Since returning to the White House a year ago, President Trump has stretched taut the boundaries of executive power in ways both petty and consequential. Tacking his name onto the Kennedy Center in Washington, D.C., is only one of many small actions that he has taken to assert his authority, even though only Congress can legally change the name of the center. But Trump has also bypassed the body in so many other, far more significant ways: unilaterally imposing tariffs, seizing the president of Venezuela, and removing various independent officials from their congressionally approved posts.
These actions have largely gone unchallenged—and at times are even encouraged—by the Republican majority in Congress. That’s partly due to the GOP’s mostly lockstep fealty to Trump. But this is also hardly the first time a president in the modern era has pushed to expand his power, in the process straining constitutional limits and flouting the role of Congress. Indeed, Trump himself did so during his first term, joining his fellow twenty-first-century presidents in straining the bounds of executive action. But he has become bolder in his second term, going much further than his predecessors with his unprecedented and aggressive assertion of executive power. And Congress is allowing it.
The relative impotence of the 119th Congress could be seen as the continuation of a decades-long trend, one defined by the strengthening of the modern presidency and heightened partisanship. These dynamics have enabled a weak legislature—one that may struggle to re assert its constitutional mandate as a coequal branch of the government. Generally, when Congress cedes ground to the executive branch, it rarely gains it back.
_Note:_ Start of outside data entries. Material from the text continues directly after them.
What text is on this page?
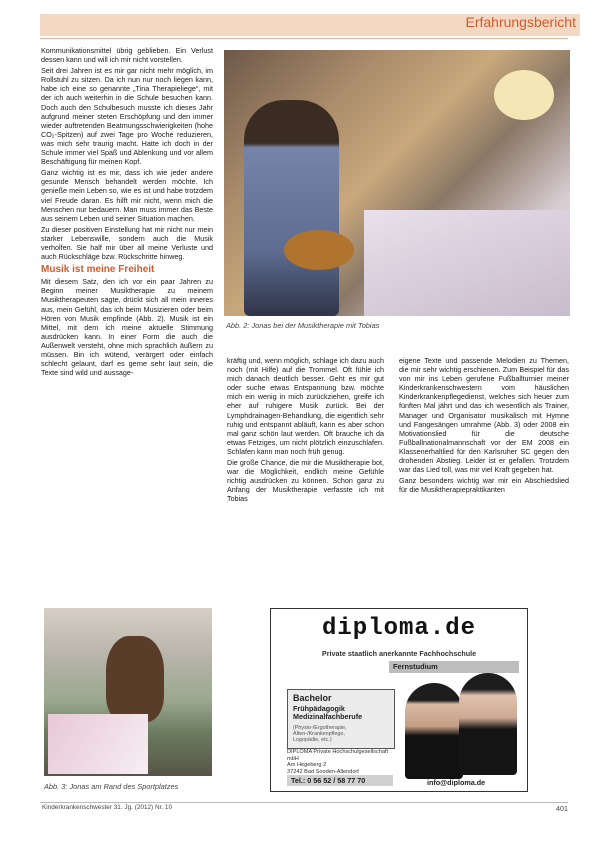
Erfahrungsbericht

Kommunikationsmittel übrig geblieben. Ein Verlust dessen kann und will ich mir nicht vorstellen.

Seit drei Jahren ist es mir gar nicht mehr möglich, im Rollstuhl zu sitzen. Da ich nun nur noch liegen kann, habe ich eine so genannte „Tina Therapieliege“, mit der ich auch weiterhin in die Schule besuchen kann. Doch auch den Schulbesuch musste ich dieses Jahr aufgrund meiner steten Erschöpfung und den immer wieder auftretenden Beatmungsschwierigkeiten (hohe CO₂-Spitzen) auf zwei Tage pro Woche reduzieren, was mich sehr traurig macht. Hatte ich doch in der Schule immer viel Spaß und Ablenkung und vor allem Beschäftigung für meinen Kopf.

Ganz wichtig ist es mir, dass ich wie jeder andere gesunde Mensch behandelt werden möchte. Ich genieße mein Leben so, wie es ist und habe trotzdem viel Freude daran. Es hilft mir nicht, wenn mich die Menschen nur bedauern. Man muss immer das Beste aus seinem Leben und seiner Situation machen.

Zu dieser positiven Einstellung hat mir nicht nur mein starker Lebenswille, sondern auch die Musik verholfen. Sie half mir über all meine Verluste und auch Rückschläge bzw. Rückschritte hinweg.

Musik ist meine Freiheit

Mit diesem Satz, den ich vor ein paar Jahren zu Beginn meiner Musiktherapie zu meinem Musiktherapeuten sagte, drückt sich all mein inneres aus, mein Gefühl, das ich beim Musizieren oder beim Hören von Musik empfinde (Abb. 2). Musik ist ein Mittel, mit dem ich meine aktuelle Stimmung ausdrücken kann. In einer Form die auch die Außenwelt versteht, ohne mich sprachlich äußern zu müssen. Bin ich wütend, verärgert oder einfach schlecht gelaunt, darf es gerne sehr laut sein, die Texte sind wild und aussage-

Abb. 2: Jonas bei der Musiktherapie mit Tobias

kräftig und, wenn möglich, schlage ich dazu auch noch (mit Hilfe) auf die Trommel. Oft fühle ich mich danach deutlich besser. Geht es mir gut oder suche etwas Entspannung bzw. möchte mich ein wenig in mich zurückziehen, greife ich eher auf ruhigere Musik zurück. Bei der Lymphdrainagen-Behandlung, die eigentlich sehr ruhig und entspannt abläuft, kann es aber schon mal ganz schön laut werden. Oft brauche ich da etwas Fetziges, um nicht plötzlich einzuschlafen. Schlafen kann man noch früh genug.

Die große Chance, die mir die Musiktherapie bot, war die Möglichkeit, endlich meine Gefühle richtig ausdrücken zu können. Schon ganz zu Anfang der Musiktherapie verfasste ich mit Tobias

eigene Texte und passende Melodien zu Themen, die mir sehr wichtig erschienen. Zum Beispiel für das von mir ins Leben gerufene Fußballturnier meiner Kinderkrankenschwestern vom häuslichen Kinderkrankenpflegedienst, welches sich heuer zum fünften Mal jährt und das ich wesentlich als Trainer, Manager und Organisator musikalisch mit Hymne und Fangesängen umrahme (Abb. 3) oder 2008 ein Motivationslied für die deutsche Fußballnationalmannschaft vor der EM 2008 ein Klassenerhaltlied für den Karlsruher SC gegen den drohenden Abstieg. Leider ist er gefallen. Trotzdem war das Lied toll, was mir viel Kraft gegeben hat.

Ganz besonders wichtig war mir ein Abschiedslied für die Musiktherapiepraktikanten

Abb. 3: Jonas am Rand des Sportplatzes
diploma.de
Private staatlich anerkannte Fachhochschule
Fernstudium
Bachelor
Frühpädagogik
Medizinalfachberufe
(Physio-/Ergotherapie,
Alten-/Krankenpflege,
Logopädie, etc.)
DIPLOMA Private Hochschulgesellschaft mbH
Am Hegeberg 2
37242 Bad Sooden-Allendorf
Tel.: 0 56 52 / 58 77 70	info@diploma.de
Kinderkrankenschwester 31. Jg. (2012) Nr. 10	401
“It’s not just a weak Congress. We’ve had lots of weak Congresses,” said Joanne Freeman, a history professor at Yale University. “It’s a stagnant Congress. It’s a Congress that has willingly given up its power to an executive that wants to get as much power as it could get.”
Political polarization since the 1990s has made it increasingly difficult for Congress to govern. When one party controls both the White House and Congress, lawmakers are less inclined to push back against any seizure of power by the president. In the past decade in particular, Congress has been characterized by exceedingly narrow majorities, making it difficult for the party in power to pass major legislation without employing arcane procedural maneuvers. The more lawmakers accept a president’s seizure of power for actions that merit their approval, the harder it will be to challenge him when he does something they don’t like.